Johan, puisque c’est comme cela que notre promeneur s’appelle, est de plus en plus figé. Il ne sait quoi dire, ou quoi faire devant une telle apparition.

 
- Allons ! Ce n’est tout de même pas moi qui t’effraie ! dit la svelte apparition d’un rire jeune.
 
- Qui est-tu ? finit par articuler difficilement johan, pas très rassuré.
 
- Je suis Lirimo, et je suis un esprit de cette forêt. Pour te servir.

Et il s’exécute d’une vive et élégante courbette. Il ajoute :

 
- Et je vais même te dire qui tu es. Tu es johan, un enfant des hommes. Le nez souvent dans les étoiles et la tête pleine de songes, mais bel et bien un enfant des hommes quand même. Et il y a bien longtemps que tes rêveries te portent vers le petit peuple des forêts, les mystères du ciel étoilé, les grands êtres de ce monde et les secrets dissimulés au cœur du vent et des marées.

Johan était resté immobile, comme hypnotisé.

 
- Allons, dit l’apparition. Viens parcourir avec moi la forêt !

Et Hop ! D’un pas vif, il l’entraîne sur un sentier dissimulé à côté. Les nuages qui filent vifs, l’air pur, le duo du vent et des branches qui tissent leur chant, il était heureux ce soir. Rajeuni, un peu enivré aussi.

Lirimo semble faire quelque importante tournée, inspectant et regardant maints recoins de la forêt.

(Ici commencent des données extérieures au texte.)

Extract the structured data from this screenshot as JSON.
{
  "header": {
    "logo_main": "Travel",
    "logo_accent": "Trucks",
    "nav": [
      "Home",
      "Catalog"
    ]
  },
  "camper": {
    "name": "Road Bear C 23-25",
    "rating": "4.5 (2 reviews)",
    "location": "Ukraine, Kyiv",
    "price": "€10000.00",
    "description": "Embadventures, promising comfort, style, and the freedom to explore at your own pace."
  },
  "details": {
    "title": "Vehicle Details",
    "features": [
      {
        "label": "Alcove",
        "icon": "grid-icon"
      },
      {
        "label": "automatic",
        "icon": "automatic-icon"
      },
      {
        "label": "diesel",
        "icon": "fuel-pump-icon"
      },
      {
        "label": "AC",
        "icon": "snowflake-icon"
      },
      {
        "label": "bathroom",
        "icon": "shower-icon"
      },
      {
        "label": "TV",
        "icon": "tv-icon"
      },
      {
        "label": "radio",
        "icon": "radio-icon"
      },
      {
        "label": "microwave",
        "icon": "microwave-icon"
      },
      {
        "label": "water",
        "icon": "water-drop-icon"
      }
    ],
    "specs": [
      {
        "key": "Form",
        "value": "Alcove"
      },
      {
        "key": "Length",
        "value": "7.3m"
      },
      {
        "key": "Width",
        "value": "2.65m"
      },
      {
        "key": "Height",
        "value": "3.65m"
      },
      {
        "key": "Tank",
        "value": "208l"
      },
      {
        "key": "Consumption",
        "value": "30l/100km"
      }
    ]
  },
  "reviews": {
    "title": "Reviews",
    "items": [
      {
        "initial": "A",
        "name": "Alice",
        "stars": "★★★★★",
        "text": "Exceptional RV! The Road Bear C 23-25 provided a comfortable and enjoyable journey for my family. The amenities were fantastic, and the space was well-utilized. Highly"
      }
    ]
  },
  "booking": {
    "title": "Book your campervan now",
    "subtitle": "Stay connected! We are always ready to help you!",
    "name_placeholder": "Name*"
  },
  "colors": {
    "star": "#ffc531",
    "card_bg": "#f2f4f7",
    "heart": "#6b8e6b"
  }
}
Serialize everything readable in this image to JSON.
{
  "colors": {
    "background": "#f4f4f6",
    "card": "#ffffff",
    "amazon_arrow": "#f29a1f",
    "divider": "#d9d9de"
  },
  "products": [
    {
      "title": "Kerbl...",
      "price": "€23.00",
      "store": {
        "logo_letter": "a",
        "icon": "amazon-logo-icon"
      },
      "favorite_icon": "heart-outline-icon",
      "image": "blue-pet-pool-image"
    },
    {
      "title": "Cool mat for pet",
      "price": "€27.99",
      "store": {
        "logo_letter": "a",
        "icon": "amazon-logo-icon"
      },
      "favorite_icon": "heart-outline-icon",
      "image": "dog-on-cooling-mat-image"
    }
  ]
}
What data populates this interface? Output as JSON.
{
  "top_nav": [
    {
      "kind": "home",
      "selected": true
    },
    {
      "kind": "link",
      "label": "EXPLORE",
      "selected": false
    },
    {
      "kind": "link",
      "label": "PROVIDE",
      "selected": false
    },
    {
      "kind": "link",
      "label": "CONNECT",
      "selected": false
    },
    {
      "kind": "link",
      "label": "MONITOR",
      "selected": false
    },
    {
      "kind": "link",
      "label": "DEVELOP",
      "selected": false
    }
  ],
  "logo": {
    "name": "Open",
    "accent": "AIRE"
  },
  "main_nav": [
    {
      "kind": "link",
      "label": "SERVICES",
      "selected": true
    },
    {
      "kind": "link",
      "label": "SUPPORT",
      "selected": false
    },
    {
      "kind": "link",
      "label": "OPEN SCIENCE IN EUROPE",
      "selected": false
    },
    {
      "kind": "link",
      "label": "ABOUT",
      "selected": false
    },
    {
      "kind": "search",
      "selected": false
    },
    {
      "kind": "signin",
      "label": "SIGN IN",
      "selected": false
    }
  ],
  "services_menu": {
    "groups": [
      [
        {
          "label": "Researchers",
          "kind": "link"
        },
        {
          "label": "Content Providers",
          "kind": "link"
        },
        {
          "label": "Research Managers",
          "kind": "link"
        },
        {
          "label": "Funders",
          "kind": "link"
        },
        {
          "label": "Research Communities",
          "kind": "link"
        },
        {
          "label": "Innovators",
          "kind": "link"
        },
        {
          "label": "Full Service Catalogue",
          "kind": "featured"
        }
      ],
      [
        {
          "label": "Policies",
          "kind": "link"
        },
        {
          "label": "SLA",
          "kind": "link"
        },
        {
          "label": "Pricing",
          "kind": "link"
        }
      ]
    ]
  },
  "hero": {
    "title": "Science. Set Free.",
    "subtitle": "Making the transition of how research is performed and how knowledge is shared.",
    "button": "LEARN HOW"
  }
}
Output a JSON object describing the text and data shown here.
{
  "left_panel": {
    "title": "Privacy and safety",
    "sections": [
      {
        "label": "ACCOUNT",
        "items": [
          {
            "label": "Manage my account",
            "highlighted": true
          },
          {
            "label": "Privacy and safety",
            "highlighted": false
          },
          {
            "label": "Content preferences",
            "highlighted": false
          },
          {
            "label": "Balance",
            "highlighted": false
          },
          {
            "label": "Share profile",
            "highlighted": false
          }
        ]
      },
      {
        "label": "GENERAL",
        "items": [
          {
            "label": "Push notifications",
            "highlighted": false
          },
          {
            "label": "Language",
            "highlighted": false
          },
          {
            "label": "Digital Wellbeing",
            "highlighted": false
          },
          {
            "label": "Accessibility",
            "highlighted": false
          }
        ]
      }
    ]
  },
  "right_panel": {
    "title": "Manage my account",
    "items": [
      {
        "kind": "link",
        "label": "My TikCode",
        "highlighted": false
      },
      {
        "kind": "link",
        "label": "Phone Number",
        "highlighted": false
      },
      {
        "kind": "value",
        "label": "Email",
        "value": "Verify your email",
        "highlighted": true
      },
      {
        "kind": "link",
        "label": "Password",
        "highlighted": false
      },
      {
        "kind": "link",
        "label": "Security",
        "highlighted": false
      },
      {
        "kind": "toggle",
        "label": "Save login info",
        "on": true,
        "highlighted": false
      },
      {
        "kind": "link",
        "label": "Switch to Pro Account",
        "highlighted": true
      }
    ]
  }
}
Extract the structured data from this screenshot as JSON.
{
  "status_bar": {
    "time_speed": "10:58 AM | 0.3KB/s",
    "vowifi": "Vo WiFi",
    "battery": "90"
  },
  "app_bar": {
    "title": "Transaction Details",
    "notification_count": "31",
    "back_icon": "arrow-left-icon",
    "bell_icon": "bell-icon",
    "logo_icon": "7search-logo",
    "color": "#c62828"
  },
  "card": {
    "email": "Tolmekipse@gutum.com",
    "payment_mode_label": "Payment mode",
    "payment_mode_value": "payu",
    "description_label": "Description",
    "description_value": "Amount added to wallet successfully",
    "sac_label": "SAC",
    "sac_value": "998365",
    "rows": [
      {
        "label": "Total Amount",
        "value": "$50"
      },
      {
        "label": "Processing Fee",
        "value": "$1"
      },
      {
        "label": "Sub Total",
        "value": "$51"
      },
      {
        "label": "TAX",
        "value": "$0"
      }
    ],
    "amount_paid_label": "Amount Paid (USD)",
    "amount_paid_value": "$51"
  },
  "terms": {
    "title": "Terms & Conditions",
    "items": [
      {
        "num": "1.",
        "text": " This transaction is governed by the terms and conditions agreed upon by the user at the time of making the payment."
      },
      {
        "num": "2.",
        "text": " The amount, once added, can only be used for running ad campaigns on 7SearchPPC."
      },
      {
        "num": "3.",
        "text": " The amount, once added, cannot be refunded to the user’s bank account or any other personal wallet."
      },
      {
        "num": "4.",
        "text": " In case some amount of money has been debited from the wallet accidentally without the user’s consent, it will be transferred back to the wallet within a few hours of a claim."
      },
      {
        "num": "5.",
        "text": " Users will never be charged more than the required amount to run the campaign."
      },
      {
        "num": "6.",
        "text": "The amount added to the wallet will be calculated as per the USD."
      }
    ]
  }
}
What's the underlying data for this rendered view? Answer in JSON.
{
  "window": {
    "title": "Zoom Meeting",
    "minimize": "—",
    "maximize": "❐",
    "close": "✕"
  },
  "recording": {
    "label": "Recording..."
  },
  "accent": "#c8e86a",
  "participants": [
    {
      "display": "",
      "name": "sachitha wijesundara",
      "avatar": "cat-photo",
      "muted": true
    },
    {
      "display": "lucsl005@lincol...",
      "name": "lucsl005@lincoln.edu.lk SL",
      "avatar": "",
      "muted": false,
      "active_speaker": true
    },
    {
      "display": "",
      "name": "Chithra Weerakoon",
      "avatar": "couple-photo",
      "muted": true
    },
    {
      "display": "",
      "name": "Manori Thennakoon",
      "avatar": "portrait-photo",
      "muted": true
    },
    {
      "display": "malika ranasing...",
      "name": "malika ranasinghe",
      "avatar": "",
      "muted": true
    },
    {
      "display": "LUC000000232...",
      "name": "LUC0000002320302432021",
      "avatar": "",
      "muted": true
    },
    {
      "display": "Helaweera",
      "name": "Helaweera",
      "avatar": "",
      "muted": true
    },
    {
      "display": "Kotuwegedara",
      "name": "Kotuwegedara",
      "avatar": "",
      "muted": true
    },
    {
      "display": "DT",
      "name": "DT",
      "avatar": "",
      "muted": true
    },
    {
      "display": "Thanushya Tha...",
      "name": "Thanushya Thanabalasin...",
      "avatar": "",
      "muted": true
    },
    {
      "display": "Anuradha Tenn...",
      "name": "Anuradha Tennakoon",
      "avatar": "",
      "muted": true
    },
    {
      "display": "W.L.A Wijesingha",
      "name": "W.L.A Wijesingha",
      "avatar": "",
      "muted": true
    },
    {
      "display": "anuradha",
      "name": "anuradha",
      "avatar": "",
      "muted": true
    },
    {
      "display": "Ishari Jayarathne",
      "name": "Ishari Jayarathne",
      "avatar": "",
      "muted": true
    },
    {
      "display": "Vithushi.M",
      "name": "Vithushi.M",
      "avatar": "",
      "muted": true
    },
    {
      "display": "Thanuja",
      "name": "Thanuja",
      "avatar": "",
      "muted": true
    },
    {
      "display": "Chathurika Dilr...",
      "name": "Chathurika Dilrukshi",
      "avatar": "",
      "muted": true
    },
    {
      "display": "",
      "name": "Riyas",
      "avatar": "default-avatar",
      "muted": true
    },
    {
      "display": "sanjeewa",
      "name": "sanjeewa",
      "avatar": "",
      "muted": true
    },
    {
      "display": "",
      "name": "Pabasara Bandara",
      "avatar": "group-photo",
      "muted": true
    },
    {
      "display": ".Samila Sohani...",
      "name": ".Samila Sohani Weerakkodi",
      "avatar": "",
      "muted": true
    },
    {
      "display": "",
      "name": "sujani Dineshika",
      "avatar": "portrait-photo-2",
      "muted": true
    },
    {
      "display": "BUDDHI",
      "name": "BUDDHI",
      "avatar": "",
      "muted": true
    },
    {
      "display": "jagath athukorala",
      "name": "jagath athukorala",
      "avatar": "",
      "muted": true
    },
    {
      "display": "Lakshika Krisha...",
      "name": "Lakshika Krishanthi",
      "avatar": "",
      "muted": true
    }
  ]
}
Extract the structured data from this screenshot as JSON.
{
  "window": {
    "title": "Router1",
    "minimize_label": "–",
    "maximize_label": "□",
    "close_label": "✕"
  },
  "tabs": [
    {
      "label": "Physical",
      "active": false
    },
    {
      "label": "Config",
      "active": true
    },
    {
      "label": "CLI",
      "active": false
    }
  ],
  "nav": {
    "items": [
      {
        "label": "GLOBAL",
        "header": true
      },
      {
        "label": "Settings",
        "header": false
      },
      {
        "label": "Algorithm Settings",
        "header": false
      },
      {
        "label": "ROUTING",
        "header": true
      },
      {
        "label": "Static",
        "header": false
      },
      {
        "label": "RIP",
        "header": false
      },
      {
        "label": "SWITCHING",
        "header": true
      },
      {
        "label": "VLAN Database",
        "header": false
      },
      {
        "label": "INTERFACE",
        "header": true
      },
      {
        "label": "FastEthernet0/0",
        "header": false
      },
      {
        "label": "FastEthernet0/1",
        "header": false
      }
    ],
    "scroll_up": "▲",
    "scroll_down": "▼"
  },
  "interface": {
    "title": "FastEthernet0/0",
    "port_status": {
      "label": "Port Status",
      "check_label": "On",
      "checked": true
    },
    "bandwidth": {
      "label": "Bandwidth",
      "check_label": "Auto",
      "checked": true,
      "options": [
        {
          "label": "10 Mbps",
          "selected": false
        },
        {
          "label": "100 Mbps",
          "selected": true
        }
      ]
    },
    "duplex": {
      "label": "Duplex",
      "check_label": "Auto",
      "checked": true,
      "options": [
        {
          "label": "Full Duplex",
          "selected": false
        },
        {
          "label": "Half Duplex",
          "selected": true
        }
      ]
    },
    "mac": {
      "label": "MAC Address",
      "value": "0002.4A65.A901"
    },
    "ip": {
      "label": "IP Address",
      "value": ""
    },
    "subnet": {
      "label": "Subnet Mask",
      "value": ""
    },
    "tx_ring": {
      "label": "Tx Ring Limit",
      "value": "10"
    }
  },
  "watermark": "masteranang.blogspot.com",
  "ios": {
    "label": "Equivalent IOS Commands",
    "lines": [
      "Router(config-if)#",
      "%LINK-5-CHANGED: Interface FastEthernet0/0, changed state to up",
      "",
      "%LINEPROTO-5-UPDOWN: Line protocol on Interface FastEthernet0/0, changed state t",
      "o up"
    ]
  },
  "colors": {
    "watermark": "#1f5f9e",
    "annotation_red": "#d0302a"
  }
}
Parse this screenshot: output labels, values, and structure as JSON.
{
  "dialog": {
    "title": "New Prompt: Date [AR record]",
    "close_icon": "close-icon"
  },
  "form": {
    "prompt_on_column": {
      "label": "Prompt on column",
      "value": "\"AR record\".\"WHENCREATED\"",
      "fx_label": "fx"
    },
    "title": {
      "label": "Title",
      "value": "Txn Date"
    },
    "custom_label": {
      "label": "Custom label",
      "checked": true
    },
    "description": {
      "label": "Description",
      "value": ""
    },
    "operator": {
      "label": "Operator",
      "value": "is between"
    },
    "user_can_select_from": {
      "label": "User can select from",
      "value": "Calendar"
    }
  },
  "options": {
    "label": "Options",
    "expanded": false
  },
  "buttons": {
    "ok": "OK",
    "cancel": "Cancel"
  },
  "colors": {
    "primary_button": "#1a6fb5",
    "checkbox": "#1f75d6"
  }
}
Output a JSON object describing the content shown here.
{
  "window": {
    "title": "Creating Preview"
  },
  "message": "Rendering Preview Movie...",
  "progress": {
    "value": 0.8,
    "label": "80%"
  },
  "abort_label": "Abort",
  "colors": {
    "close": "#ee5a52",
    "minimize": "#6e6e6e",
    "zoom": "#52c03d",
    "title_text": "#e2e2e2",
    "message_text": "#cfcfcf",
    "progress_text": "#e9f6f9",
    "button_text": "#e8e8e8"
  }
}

Et pourtant jamais sérieux.

Toujours rieur et joyeux, bien que profondément appliqué. Mais le plus étrange est cette façon qu’il a de faire corps avec la forêt. Bien plus, on dirait presque que c‘est la forêt elle-même qui se tient devant johan, sous l’apparence de Lirimo. Quelque fois, quelques mots lui échappent, sans que johan ne comprenne vraiment à qui ils s’adressent : « Allons, dans quel état vous êtes vous mise…. » ou « bien le salut, petit maître… »

Johan suit le gai personnage, pris dans quelque profond et bel enchantement. Ses pieds semblent légers, on dirait qu’ils volent ou qu’ils dansent. Jamais il ne se les prend dans une racine, jamais il ne trébuche. C’est comme faire un avec le vent qui court avec eux, bruissant dans les arbres et les taillis à leur côté.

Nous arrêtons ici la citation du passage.